Pendant trois minutes et sans musique pour adoucir le choc, Mary doit faire face à « son » monstre, complètement seule alors même qu’elle est entourée de tout une équipe de caméramans et régisseurs. Celle qui avait déjà arrêté de prendre ses médicaments se trouve forcée de justifier sa participation à un télé-crochet et, donc, l’existence et l’intérêt même de l’émission. « Il tient à moi. Peut-être qu’on va finir ensemble! », s’époumone-t-elle à propos du célibataire qui, quelques minutes plus tôt, professait hors caméra son amour pour une autre. Les producteurs, eux, sont aux anges…
Jusqu’à cette scène centrale (elle arrive au milieu du sixième épisode, sur les dix que compte la première saison d’UnReal), il n’était pas montré clairement jusqu’où les producteurs étaient prêts à aller. C’est chose faite : la limite se situe aux portes de la mort, et les derniers scrupules ont volé en éclat. Le message aux téléspectateurs est clair, UnReal est sinistre, et ils ne sont pas au bout de leurs surprises. M.T.

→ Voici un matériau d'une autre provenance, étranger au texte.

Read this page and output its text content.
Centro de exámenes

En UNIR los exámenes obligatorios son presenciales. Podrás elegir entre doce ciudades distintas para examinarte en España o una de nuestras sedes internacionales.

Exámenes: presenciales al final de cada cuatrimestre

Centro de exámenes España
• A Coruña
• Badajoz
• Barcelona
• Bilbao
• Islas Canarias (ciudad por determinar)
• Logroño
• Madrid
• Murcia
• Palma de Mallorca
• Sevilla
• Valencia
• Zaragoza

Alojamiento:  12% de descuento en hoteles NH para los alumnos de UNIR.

BoJack Horseman (saison 2, épisode 1)
La série animée de Netflix sur une ancienne star de sitcom déchue et désillusionnée n’a pas flanché pour son deuxième et superbe volet mis en ligne en juillet dernier sur la plateforme de VOD. Ultra pop et référencée, cette saison 2 de BoJack Horseman oscille toujours entre cynisme et mélancolie, à l’image de son héros qui connaît un retour de succès après la sortie de son autobiographie et qui pourrait avoir tout pour être heureux.
Sur le point de tourner un biopic du sportif adulé de son enfance « Secretariat », Bojack (doublé par le génial Will Arnett d’Arrested Development) se met en tête de changer d’attitude pour changer de vie. Armé d’un livre audio de développement personnel, il se met au running, au kale, aux réactions sur-enjouées face à toute situation, car après tout qu’est-ce qu’être heureux si ce n’est faire comme si on l’est réellement ? Mais à trop feindre le bonheur, Bojack n’est plus capable d’interpréter Secretariat, un personnage sombre et dramatique. Un coup de fil de sa mère qui revient sur ses erreurs d’éducation et lui rappelle pourquoi il sera toujours insatisfait sonne définitivement le glas de ses résolutions et lui permet de pouvoir rejouer la tristesse. Une relative bonne nouvelle. C.P.